Doğru diyorsunuz ben bunların hiç birini yapamam mesela.Yaptım diyenlerin de çoğunu sizin dediğiniz gibi gördük dinledik olmasa daha iyiydi dedik.Glam metale burun kıvıranları hiç bir zaman anlayamadım ister gitarı olsun ister vokali olsun çok çok yetenekli insanlar var.Bon jovi,Mötley crüe,Poison,Scorpions,Ratt,Wasp,Steel panther gruplarının şarkılarını her dinlediğimde içim içime sığmıyor.Melodileri sözleri soloları riffleri her bir kısmı ince ince işlenilmiş şeyler.Ben richie sambora gibi riff yazamam mesela.Dediğiniz gibi 3 4 akor arasında gider dururum ama Richie sambora'nın Born to be my baby,Bad medicine şarkılarındaki o riffleri aklıma sokana kadar sabah akşam uğraşmışımdır.Modern metal dedikleri djent,death türleri çok basit geliyor.0 1 0 0 1 3 0 basa basa 15 dakikalık şarkı yapıyorlar al sana djent diyip veriyorlar.Ama Ratt'in round and round şarkısı öyle mi ? Lay it down öyle mi ? 20 Yaşındayım ama görmediğim halde ben bile eskileri özlüyorum maalesef :)
Eğer o tarzda şarkı yazmayı gerçekten istiyorsanız, o insanlara ilham veren şeyleri dinlemelisiniz. Bon Jovi örneğin, Bruce Springsteen hayranıdır. Springsteen'in "Because the night belongs to lovers" isimli şarkısını dinleyin, You give love a bad name veya Born to be my baby gibi şarkılara ilham veren şeyi hemen duyarsınız.
"Yapamam" demek doğru değil bu arada, sadece doğru şeylere odaklanıp öğrenmek gerekiyor. İnsan neye yatırım yaparsa o alanda ilerler. Gökten zembille inmez yani bu beceri. Örneğin, bu tarz için akorlarla şarkı yazmayı öğrenmesi gerekiyor pek çok gitaristin. Beşlileri basmak veya riff çalmak şarkı iskeleti oturtmaya yetmez.
Bunun içinde sevdiğiniz şarkılardaki akor dizilerini inceleyip mantığını öğrenmeniz lazım. 4-5 akor üzerine solo "yardırmaya" biraz ara vermek lazım yani:)

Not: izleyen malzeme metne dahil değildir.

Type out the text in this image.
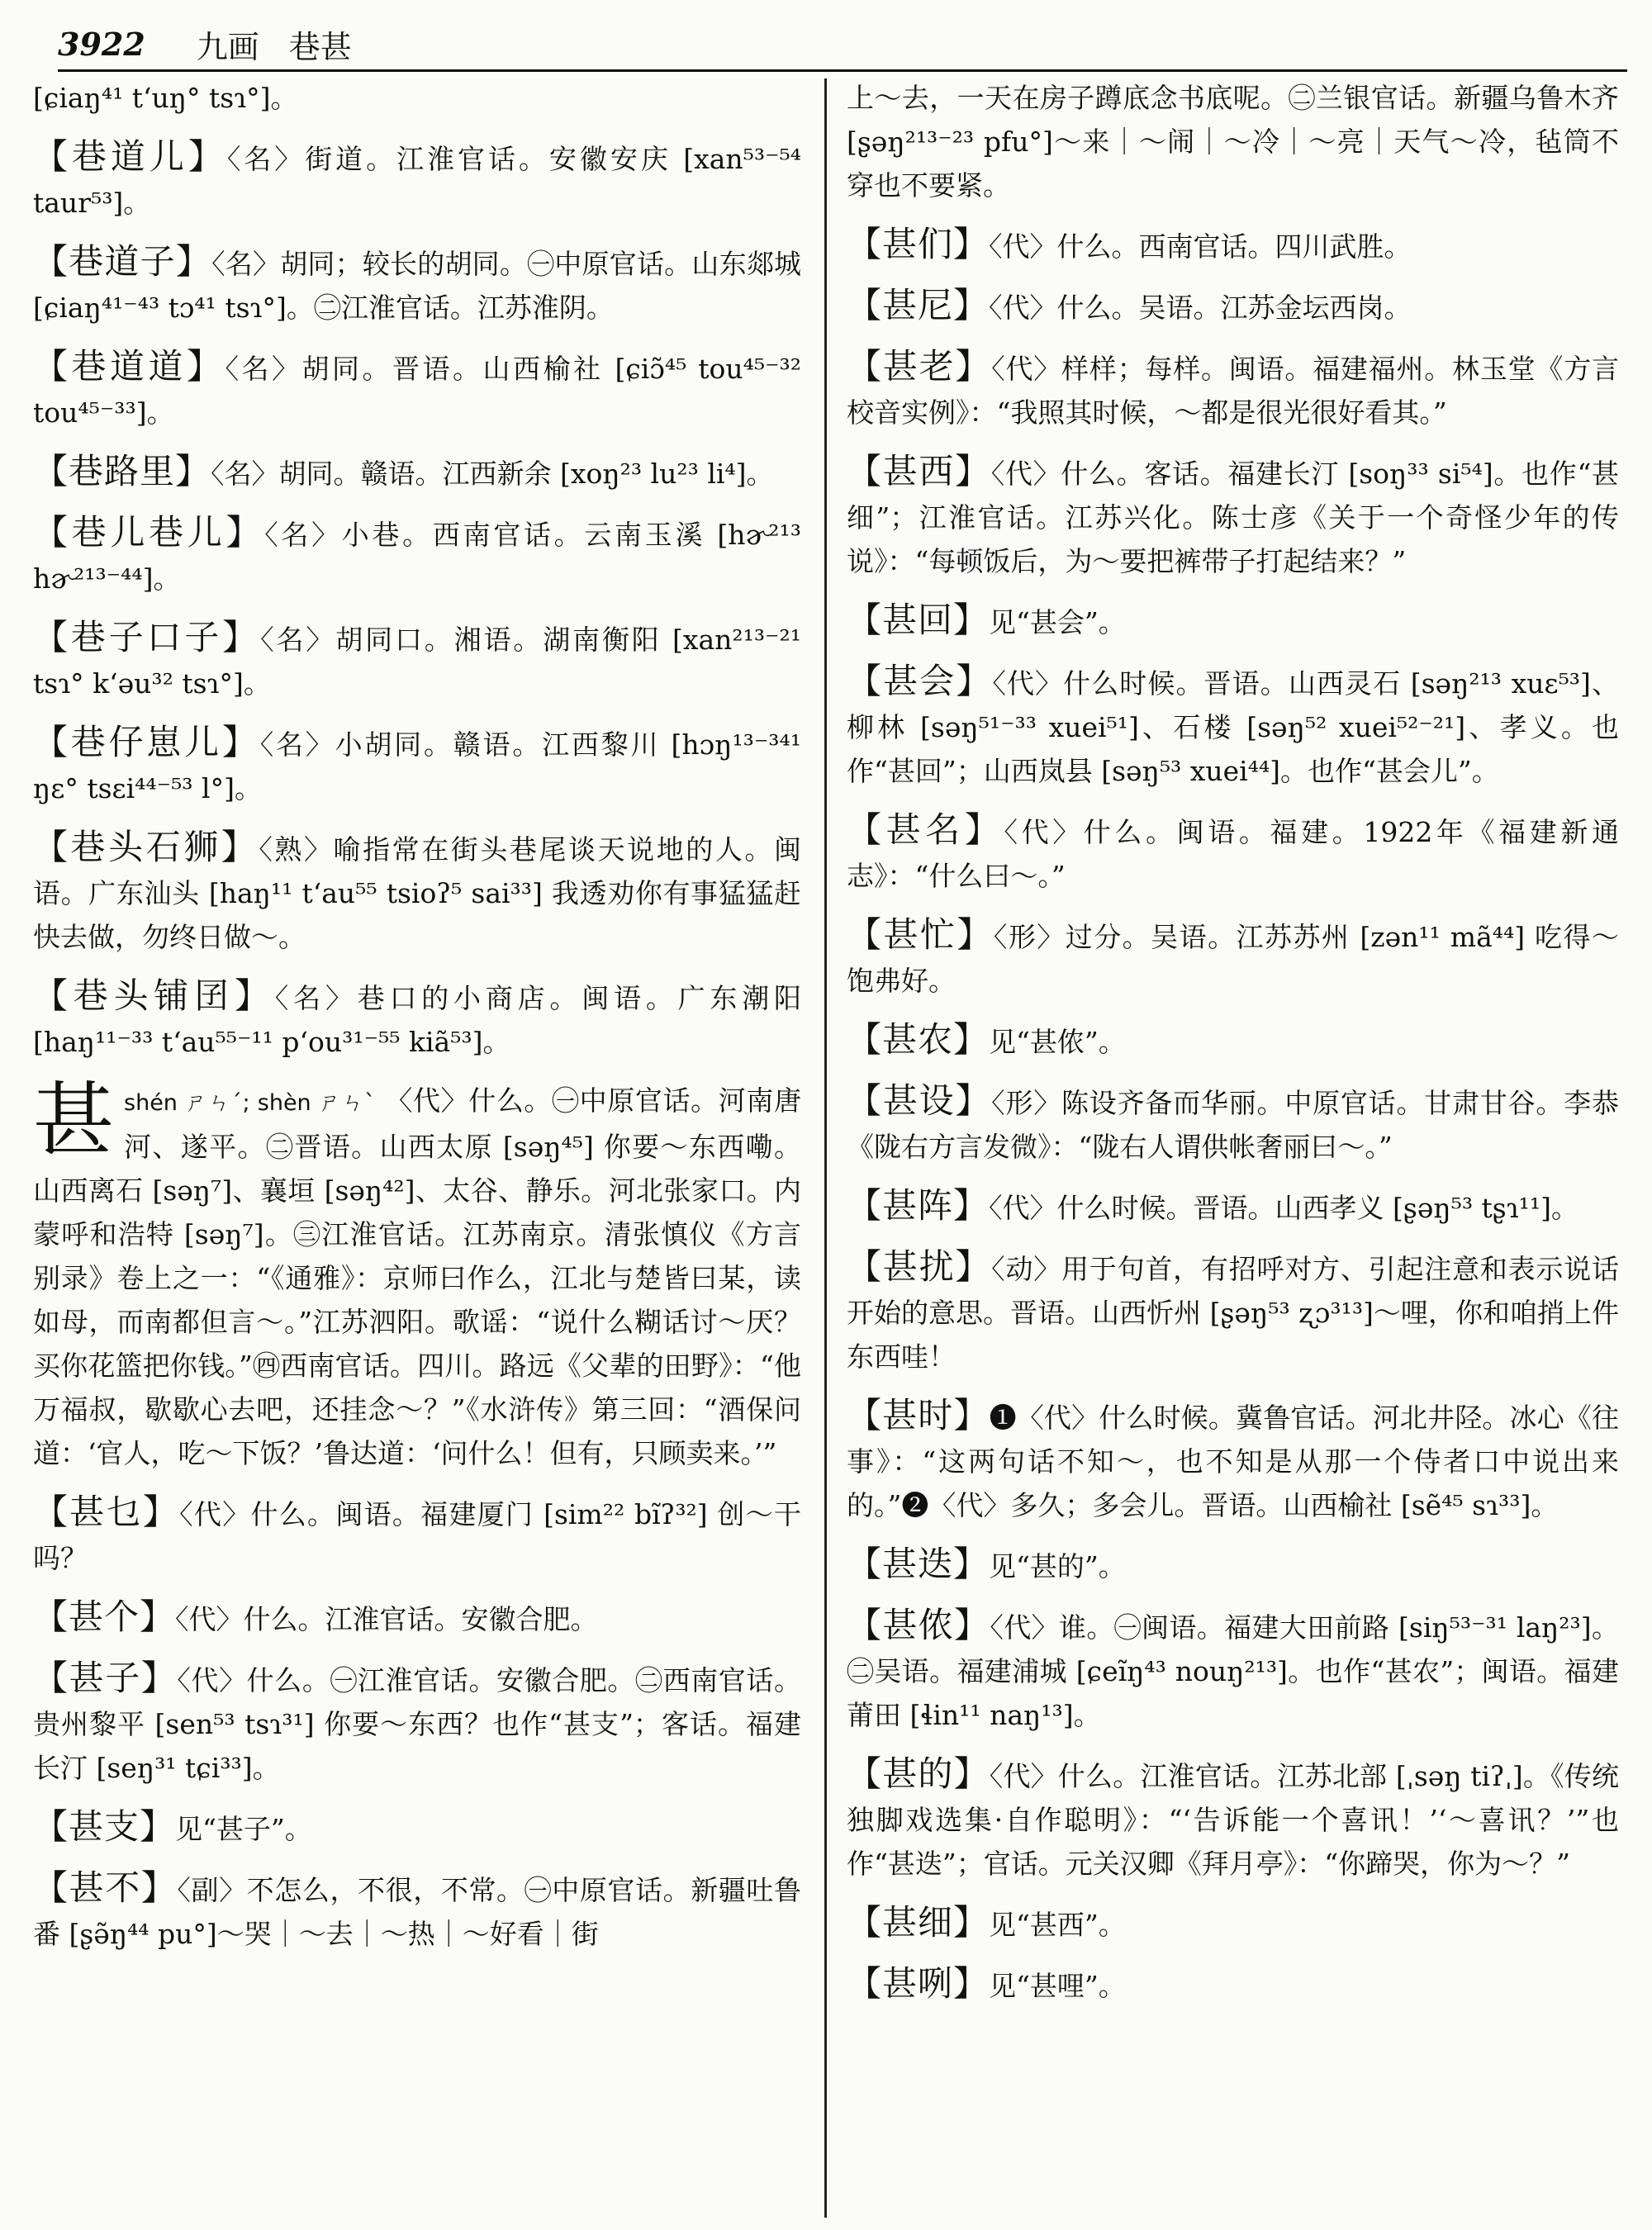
3922 九画 巷甚

[ɕiaŋ⁴¹ t‘uŋ° tsɿ°]。

【巷道儿】〈名〉街道。江淮官话。安徽安庆 [xan⁵³⁻⁵⁴ taur⁵³]。

【巷道子】〈名〉胡同；较长的胡同。㊀中原官话。山东郯城 [ɕiaŋ⁴¹⁻⁴³ tɔ⁴¹ tsɿ°]。㊁江淮官话。江苏淮阴。

【巷道道】〈名〉胡同。晋语。山西榆社 [ɕiɔ̃⁴⁵ tou⁴⁵⁻³² tou⁴⁵⁻³³]。

【巷路里】〈名〉胡同。赣语。江西新余 [xoŋ²³ lu²³ li⁴]。

【巷儿巷儿】〈名〉小巷。西南官话。云南玉溪 [hɚ²¹³ hɚ²¹³⁻⁴⁴]。

【巷子口子】〈名〉胡同口。湘语。湖南衡阳 [xan²¹³⁻²¹ tsɿ° k‘əu³² tsɿ°]。

【巷仔崽儿】〈名〉小胡同。赣语。江西黎川 [hɔŋ¹³⁻³⁴¹ ŋɛ° tsɛi⁴⁴⁻⁵³ l°]。

【巷头石狮】〈熟〉喻指常在街头巷尾谈天说地的人。闽语。广东汕头 [haŋ¹¹ t‘au⁵⁵ tsioʔ⁵ sai³³] 我透劝你有事猛猛赶快去做，勿终日做～。

【巷头铺囝】〈名〉巷口的小商店。闽语。广东潮阳 [haŋ¹¹⁻³³ t‘au⁵⁵⁻¹¹ p‘ou³¹⁻⁵⁵ kiã⁵³]。

甚shén ㄕㄣˊ; shèn ㄕㄣˋ 〈代〉什么。㊀中原官话。河南唐河、遂平。㊁晋语。山西太原 [səŋ⁴⁵] 你要～东西嘞。山西离石 [səŋ⁷]、襄垣 [səŋ⁴²]、太谷、静乐。河北张家口。内蒙呼和浩特 [səŋ⁷]。㊂江淮官话。江苏南京。清张慎仪《方言别录》卷上之一：“《通雅》：京师曰作么，江北与楚皆曰某，读如母，而南都但言～。”江苏泗阳。歌谣：“说什么糊话讨～厌？买你花篮把你钱。”㊃西南官话。四川。路远《父辈的田野》：“他万福叔，歇歇心去吧，还挂念～？”《水浒传》第三回：“酒保问道：‘官人，吃～下饭？’鲁达道：‘问什么！但有，只顾卖来。’”

【甚乜】〈代〉什么。闽语。福建厦门 [sim²² bĩʔ³²] 创～干吗？

【甚个】〈代〉什么。江淮官话。安徽合肥。

【甚子】〈代〉什么。㊀江淮官话。安徽合肥。㊁西南官话。贵州黎平 [sen⁵³ tsɿ³¹] 你要～东西？也作“甚支”；客话。福建长汀 [seŋ³¹ tɕi³³]。

【甚支】见“甚子”。

【甚不】〈副〉不怎么，不很，不常。㊀中原官话。新疆吐鲁番 [ʂə̃ŋ⁴⁴ pu°]～哭｜～去｜～热｜～好看｜街

上～去，一天在房子蹲底念书底呢。㊁兰银官话。新疆乌鲁木齐 [ʂəŋ²¹³⁻²³ pfu°]～来｜～闹｜～冷｜～亮｜天气～冷，毡筒不穿也不要紧。

【甚们】〈代〉什么。西南官话。四川武胜。

【甚尼】〈代〉什么。吴语。江苏金坛西岗。

【甚老】〈代〉样样；每样。闽语。福建福州。林玉堂《方言校音实例》：“我照其时候，～都是很光很好看其。”

【甚西】〈代〉什么。客话。福建长汀 [soŋ³³ si⁵⁴]。也作“甚细”；江淮官话。江苏兴化。陈士彦《关于一个奇怪少年的传说》：“每顿饭后，为～要把裤带子打起结来？”

【甚回】见“甚会”。

【甚会】〈代〉什么时候。晋语。山西灵石 [səŋ²¹³ xuɛ⁵³]、柳林 [səŋ⁵¹⁻³³ xuei⁵¹]、石楼 [səŋ⁵² xuei⁵²⁻²¹]、孝义。也作“甚回”；山西岚县 [səŋ⁵³ xuei⁴⁴]。也作“甚会儿”。

【甚名】〈代〉什么。闽语。福建。1922年《福建新通志》：“什么曰～。”

【甚忙】〈形〉过分。吴语。江苏苏州 [zən¹¹ mã⁴⁴] 吃得～饱弗好。

【甚农】见“甚侬”。

【甚设】〈形〉陈设齐备而华丽。中原官话。甘肃甘谷。李恭《陇右方言发微》：“陇右人谓供帐奢丽曰～。”

【甚阵】〈代〉什么时候。晋语。山西孝义 [ʂəŋ⁵³ tʂɿ¹¹]。

【甚扰】〈动〉用于句首，有招呼对方、引起注意和表示说话开始的意思。晋语。山西忻州 [ʂəŋ⁵³ ʐɔ³¹³]～哩，你和咱捎上件东西哇！

【甚时】❶〈代〉什么时候。冀鲁官话。河北井陉。冰心《往事》：“这两句话不知～，也不知是从那一个侍者口中说出来的。”❷〈代〉多久；多会儿。晋语。山西榆社 [sẽ⁴⁵ sɿ³³]。

【甚迭】见“甚的”。

【甚侬】〈代〉谁。㊀闽语。福建大田前路 [siŋ⁵³⁻³¹ laŋ²³]。㊁吴语。福建浦城 [ɕeĩŋ⁴³ nouŋ²¹³]。也作“甚农”；闽语。福建莆田 [ɬin¹¹ naŋ¹³]。

【甚的】〈代〉什么。江淮官话。江苏北部 [ˌsəŋ tiʔˌ]。《传统独脚戏选集·自作聪明》：“‘告诉能一个喜讯！’‘～喜讯？’”也作“甚迭”；官话。元关汉卿《拜月亭》：“你蹄哭，你为～？”

【甚细】见“甚西”。

【甚咧】见“甚哩”。
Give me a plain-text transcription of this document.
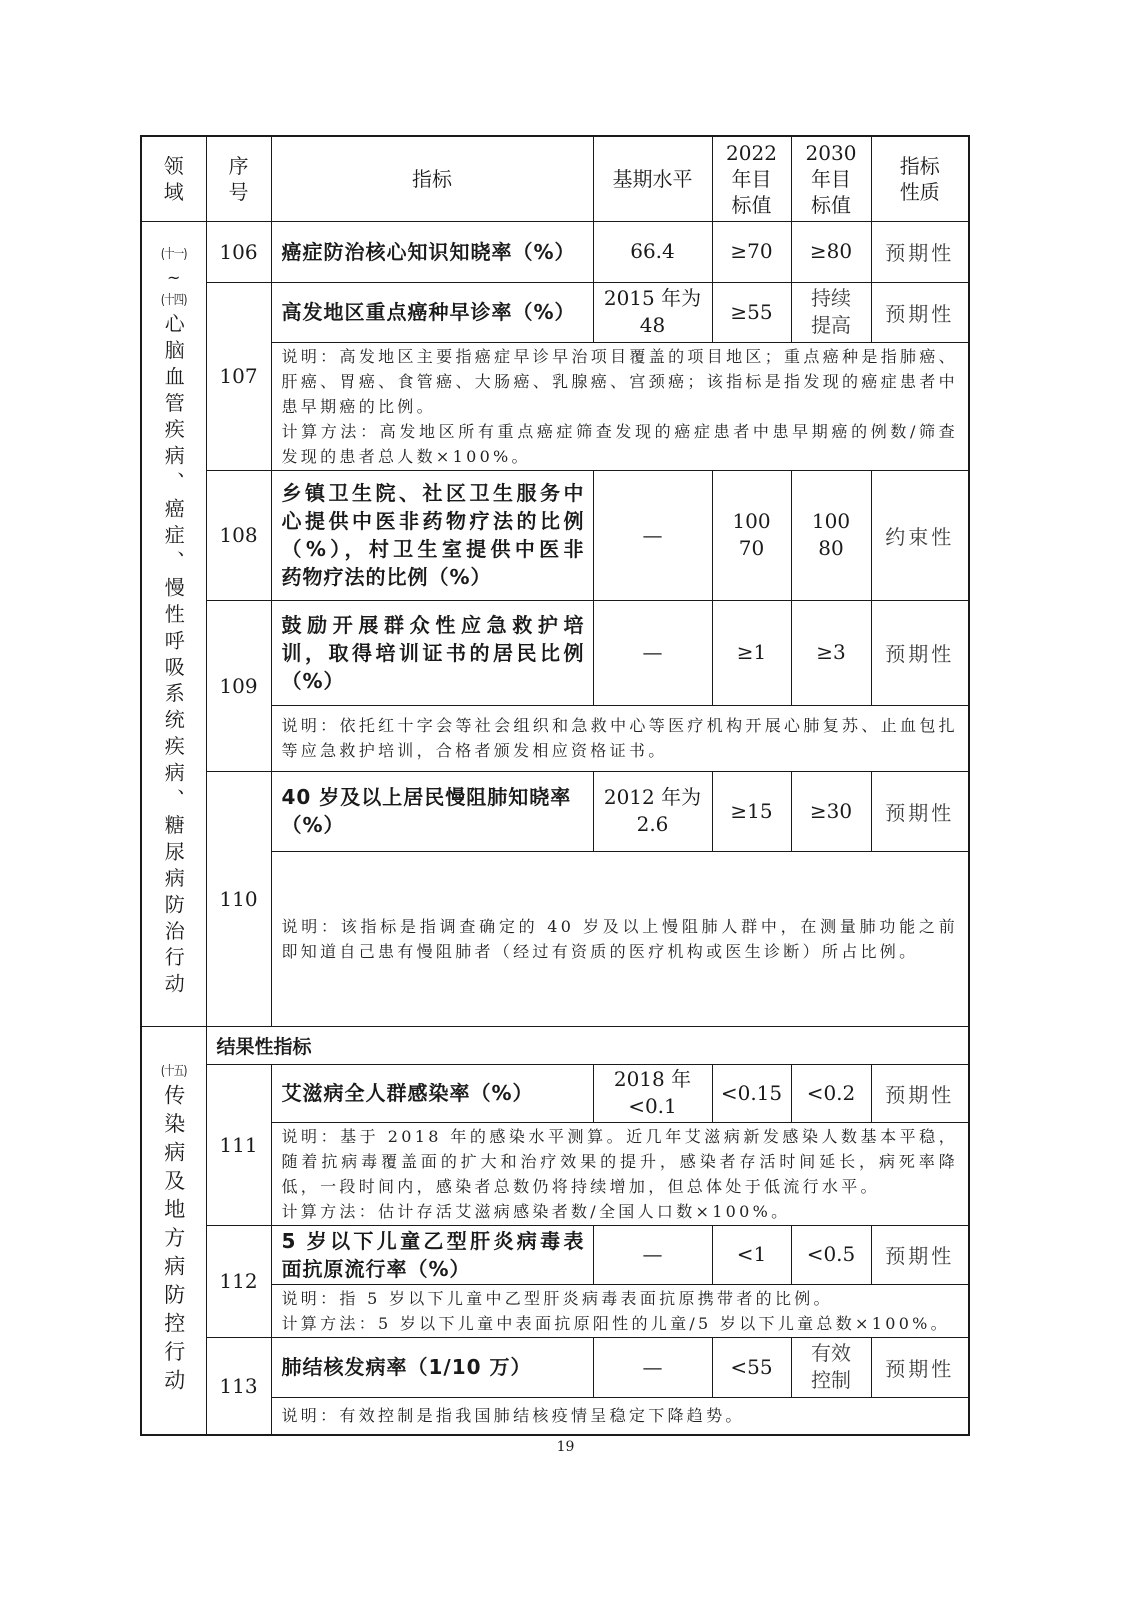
领
域	序
号	指标	基期水平	2022
年目
标值	2030
年目
标值	指标
性质

(十一)
~
(十四)
心脑血管疾病、癌症、慢性呼吸系统疾病、糖尿病防治行动	106	癌症防治核心知识知晓率（%）	66.4	≥70	≥80	预期性
	107	高发地区重点癌种早诊率（%）	2015 年为
48	≥55	持续
提高	预期性

		说明：高发地区主要指癌症早诊早治项目覆盖的项目地区；重点癌种是指肺癌、肝癌、胃癌、食管癌、大肠癌、乳腺癌、宫颈癌；该指标是指发现的癌症患者中患早期癌的比例。
计算方法：高发地区所有重点癌症筛查发现的癌症患者中患早期癌的例数/筛查发现的患者总人数×100%。				

	108	乡镇卫生院、社区卫生服务中
心提供中医非药物疗法的比例
（%），村卫生室提供中医非
药物疗法的比例（%）	—	100
70	100
80	约束性
	109	鼓励开展群众性应急救护培
训，取得培训证书的居民比例
（%）	—	≥1	≥3	预期性

		说明：依托红十字会等社会组织和急救中心等医疗机构开展心肺复苏、止血包扎等应急救护培训，合格者颁发相应资格证书。				

	110	40 岁及以上居民慢阻肺知晓率
（%）	2012 年为
2.6	≥15	≥30	预期性

		说明：该指标是指调查确定的 40 岁及以上慢阻肺人群中，在测量肺功能之前即知道自己患有慢阻肺者（经过有资质的医疗机构或医生诊断）所占比例。				

(十五)
传染病及地方病防控行动	结果性指标					
	111	艾滋病全人群感染率（%）	2018 年
<0.1	<0.15	<0.2	预期性

		说明：基于 2018 年的感染水平测算。近几年艾滋病新发感染人数基本平稳，随着抗病毒覆盖面的扩大和治疗效果的提升，感染者存活时间延长，病死率降低，一段时间内，感染者总数仍将持续增加，但总体处于低流行水平。
计算方法：估计存活艾滋病感染者数/全国人口数×100%。				

	112	5 岁以下儿童乙型肝炎病毒表
面抗原流行率（%）	—	<1	<0.5	预期性

		说明：指 5 岁以下儿童中乙型肝炎病毒表面抗原携带者的比例。
计算方法：5 岁以下儿童中表面抗原阳性的儿童/5 岁以下儿童总数×100%。				

	113	肺结核发病率（1/10 万）	—	<55	有效
控制	预期性

		说明：有效控制是指我国肺结核疫情呈稳定下降趋势。				
19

Akor iskeleti çıktıktan sonra beşlilerle elektro gitar eşliği yazılabilir veya bir riff şarkıyı başlatan, ilham veren unsur olabilir. Ama popüler müzikte şarkı yazmanın sırrı akor dizisi ve şarkı formunu oluşturmaktır. O yüzden bu tarz şarkı yazarlarının akustik gitar veya piyano kullandığını görürsünüz. Distortiondan geçmiş elektro gitara çok yüz verirseniz sizi götüreceği yer bellidir, siz de söylemişsiniz zaten:) Onun da dinleyicisi var elbette, ama orada şarkı iskeleti bu kadar incelikle işlenen ve armonik olarak kuvvetli şeyler değil.
Son olarak da şunu söylemek lazım: Vokalli şarkı yazacaksanız, öyle ya da böyle şarkı söylemekle ilgilenmeniz gerekiyor. Sesim yok, kötü vs filan gibi bahanelerle kendiniz kandırmayın. Sesiniz kötü bile olsa en azından geri vokal mutlaka yapmalı (goy goy geri vokal değil, ikinci veya üçüncü ses söyleme becerisinden bahsediyorum) ve vokal ile şarkı yazmanın mantığını anlamalısınız. Sambora ve Bon Jovi'nin her ikisinin de gitar-vokal olması tesadüf değil zaten.